Thanks for your clarification. But still, what metrics is used after all in the leaderboard?

xurh20 commented 5 months ago

what metrics is used after all in the leaderboard? Could you pls be more specific here? Are you asking how the total points is calculated?

zhimin-z commented 5 months ago

what metrics is used after all in the leaderboard? Could you pls be more specific here? Are you asking how the total points is calculated?

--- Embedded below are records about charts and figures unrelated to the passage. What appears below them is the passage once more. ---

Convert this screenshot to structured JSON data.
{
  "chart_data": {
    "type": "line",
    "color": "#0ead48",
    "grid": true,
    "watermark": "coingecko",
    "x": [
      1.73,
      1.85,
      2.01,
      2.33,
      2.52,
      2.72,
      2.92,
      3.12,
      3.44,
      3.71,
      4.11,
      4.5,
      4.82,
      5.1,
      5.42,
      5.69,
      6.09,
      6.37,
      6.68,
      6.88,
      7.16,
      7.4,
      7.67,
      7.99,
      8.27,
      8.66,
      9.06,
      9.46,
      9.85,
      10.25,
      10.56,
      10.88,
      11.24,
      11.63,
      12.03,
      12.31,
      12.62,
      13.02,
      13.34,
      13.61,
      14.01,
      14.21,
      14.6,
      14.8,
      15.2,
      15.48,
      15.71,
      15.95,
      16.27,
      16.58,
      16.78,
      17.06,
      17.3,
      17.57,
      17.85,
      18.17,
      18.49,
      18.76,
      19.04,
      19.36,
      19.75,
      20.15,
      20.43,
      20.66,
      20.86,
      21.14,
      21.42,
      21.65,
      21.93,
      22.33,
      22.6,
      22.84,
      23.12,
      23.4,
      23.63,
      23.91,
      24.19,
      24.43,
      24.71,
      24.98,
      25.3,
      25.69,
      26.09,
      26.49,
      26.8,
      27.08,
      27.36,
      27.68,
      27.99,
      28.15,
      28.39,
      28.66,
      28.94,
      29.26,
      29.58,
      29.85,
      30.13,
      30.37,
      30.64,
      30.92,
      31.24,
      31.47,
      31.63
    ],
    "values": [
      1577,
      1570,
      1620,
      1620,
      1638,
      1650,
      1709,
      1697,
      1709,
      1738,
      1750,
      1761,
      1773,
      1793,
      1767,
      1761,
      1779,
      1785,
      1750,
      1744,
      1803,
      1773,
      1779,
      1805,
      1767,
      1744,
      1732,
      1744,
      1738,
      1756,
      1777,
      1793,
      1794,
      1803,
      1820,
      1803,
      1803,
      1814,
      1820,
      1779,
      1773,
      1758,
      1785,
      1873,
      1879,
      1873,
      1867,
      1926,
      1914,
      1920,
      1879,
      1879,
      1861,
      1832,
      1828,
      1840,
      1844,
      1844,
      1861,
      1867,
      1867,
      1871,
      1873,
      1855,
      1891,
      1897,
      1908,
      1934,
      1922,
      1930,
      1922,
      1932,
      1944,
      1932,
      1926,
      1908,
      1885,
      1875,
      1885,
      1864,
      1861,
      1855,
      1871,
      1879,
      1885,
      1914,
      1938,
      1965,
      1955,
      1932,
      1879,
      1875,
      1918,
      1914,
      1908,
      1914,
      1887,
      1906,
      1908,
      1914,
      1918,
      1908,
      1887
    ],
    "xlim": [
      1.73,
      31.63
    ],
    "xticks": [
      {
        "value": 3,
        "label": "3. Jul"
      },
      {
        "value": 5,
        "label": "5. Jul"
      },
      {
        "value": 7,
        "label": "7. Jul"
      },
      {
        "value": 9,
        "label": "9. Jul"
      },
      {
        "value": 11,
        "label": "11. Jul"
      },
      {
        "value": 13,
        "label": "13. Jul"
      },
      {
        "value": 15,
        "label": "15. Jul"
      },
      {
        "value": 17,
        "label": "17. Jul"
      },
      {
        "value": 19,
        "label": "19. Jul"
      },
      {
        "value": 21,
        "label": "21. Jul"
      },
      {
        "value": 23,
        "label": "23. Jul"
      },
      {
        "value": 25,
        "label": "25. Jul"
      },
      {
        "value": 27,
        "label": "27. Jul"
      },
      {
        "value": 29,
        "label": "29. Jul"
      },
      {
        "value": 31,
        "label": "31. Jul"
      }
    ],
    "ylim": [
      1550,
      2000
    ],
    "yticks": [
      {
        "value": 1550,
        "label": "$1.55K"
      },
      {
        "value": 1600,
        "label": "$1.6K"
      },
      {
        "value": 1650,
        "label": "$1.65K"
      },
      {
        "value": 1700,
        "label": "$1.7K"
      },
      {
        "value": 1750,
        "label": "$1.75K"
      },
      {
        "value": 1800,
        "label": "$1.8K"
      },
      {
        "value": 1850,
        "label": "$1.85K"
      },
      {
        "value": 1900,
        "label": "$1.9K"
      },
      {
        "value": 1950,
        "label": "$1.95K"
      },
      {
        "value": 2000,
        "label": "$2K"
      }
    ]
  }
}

  1. Is the BLEU or ROUGE used for the leaderboard?
  2. Is the EM or F1 used for the leaderboard?
xurh20 commented 5 months ago
  1. Rouge is used for the evaluating the KC result, to be clear we are using rouge-l_f here.
  2. The metric with the bold character in the picture above is the one we used in the final leaderboard, please refer to the 2.3Contrastive Evluation System in the paper for our evaluation method, it's pretty clear there.
zhimin-z commented 5 months ago
  1. Rouge is used for the evaluating the KC result, to be clear we are using rouge-l_f here.
  2. The metric with the bold character in the picture above is the one we used in the final leaderboard, please refer to the 2.3Contrastive Evluation System in the paper for our evaluation method, it's pretty clear there.

Thank you for your response, which has indeed provided me with the clarity I was seeking. Specifically, your explanation regarding the use of rouge-l_f for evaluating the KC result and the employment of bold characters to highlight the chosen metrics in the final leaderboard has been most enlightening.

In light of the importance of these details, I would like to propose that this information be included in the official documentation. This addition would significantly enhance the comprehension of the evaluation system for all readers and users, allowing them to better understand the process outlined in section 2.3.

Once again, I truly appreciate the information you have provided, and I believe that incorporating these details in the documentation would be a valuable step forward.